La protection des paysages peut conduire à refuser une autorisation environnementale pour protéger un patrimoine culturel et immatériel, tel un lieu décrit par la littérature.

Pour rappel, l’article L511-1 du code de l’environnement applicable aux installations classées pour la protection de l’environnement (ICPE) dispose que :

« Sont soumis aux dispositions du présent titre les usines, ateliers, dépôts, chantiers et, d’une manière générale, les installations exploitées ou détenues par toute personne physique ou morale, publique ou privée, qui peuvent présenter des dangers ou des inconvénients soit pour la commodité du voisinage, soit pour la santé, la sécurité, la salubrité publiques, soit pour l’agriculture, soit pour la protection de la nature, de l’environnement et des paysages, soit pour l’utilisation économe des sols naturels, agricoles ou forestiers, soit pour l’utilisation rationnelle de l’énergie, soit pour la conservation des sites et des monuments ainsi que des éléments du patrimoine archéologique. »

Au visa de cet article, la Cour administrative d’appel de Versailles (CAA Versailles, 11 avril 2022, n° 20VE03265), a confirmé le refus de la Préfète de Loir-et-Cher de délivrer une autorisation environnementale.
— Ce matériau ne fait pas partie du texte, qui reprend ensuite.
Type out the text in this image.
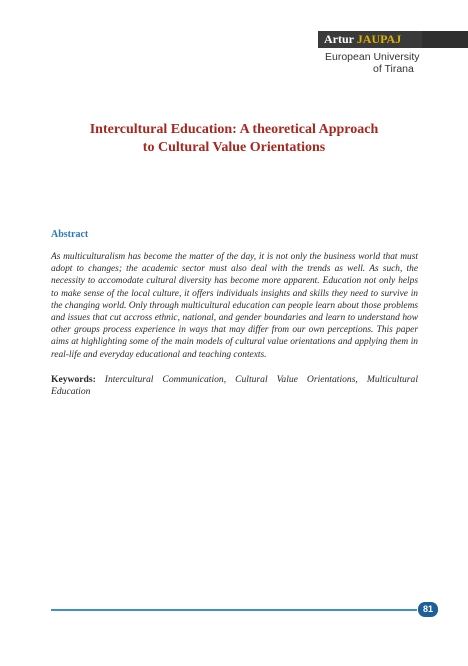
Artur JAUPAJ
European University
of Tirana
Intercultural Education: A theoretical Approach
to Cultural Value Orientations
Abstract

As multiculturalism has become the matter of the day, it is not only the business world that must adopt to changes; the academic sector must also deal with the trends as well. As such, the necessity to accomodate cultural diversity has become more apparent. Education not only helps to make sense of the local culture, it offers individuals insights and skills they need to survive in the changing world. Only through multicultural education can people learn about those problems and issues that cut accross ethnic, national, and gender boundaries and learn to understand how other groups process experience in ways that may differ from our own perceptions. This paper aims at highlighting some of the main models of cultural value orientations and applying them in real-life and everyday educational and teaching contexts.

Keywords: Intercultural Communication, Cultural Value Orientations, Multicultural Education

81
Celle-ci portait sur l’installation et d’exploitation d’un parc éolien près du village d’Illiers-Combray.

Cette décision de refus se fondait sur l’atteinte aux paysages et au patrimoine culturel protégé.

De façon assez surprenante et bienvenue, la Cour a pris en compte la dimension artistique et culturelle du paysage :

« il résulte de l’article L. 511-1 du code de l’environnement précité que l’exigence de protection des paysages induite par ces dispositions, qui est définie de façon très large peut conduire à refuser une autorisation d’implantation d’éoliennes afin de préserver un paysage présentant une composante immatérielle liée à son évocation au sein d’une œuvre littéraire reconnue. »

En l’espèce, la CAA a notamment relevé que le paysage impacté par le projet inscrivait matériellement les évocations littéraires de l’œuvre de Marcel Proust :

« Marcel Proust a décrit la plupart de ces lieux, où il passait des vacances lorsqu’il était enfant, dans la première partie de son roman « Du côté de chez Swann », intitulée « Combray », publié en 1913. »

En conséquence, au regard de l’atteinte ainsi portée au paysage et au patrimoine culturel par le projet éolien, la Préfète pouvait légalement refuser de délivrer l’autorisation environnementale sollicitée.

Dans son arrêt du 4 octobre 2023, le Conseil d’Etat a confirmé la position de la Cour dans un considérant historique :

« En prenant ainsi en considération des éléments qui ont trait aux dimensions historiques, mémorielles, culturelles et notamment littéraires du paysage, pour juger que le projet litigieux n’était pas compatible avec l’exigence de protection des paysages résultant des dispositions de l’article L. 511-1 du code de l’environnement, la cour n’a pas commis d’erreur de droit. »

Entérinant cette jurisprudence, la haute juridiction fait donc souffler un vent d’optimisme sur notre patrimoine.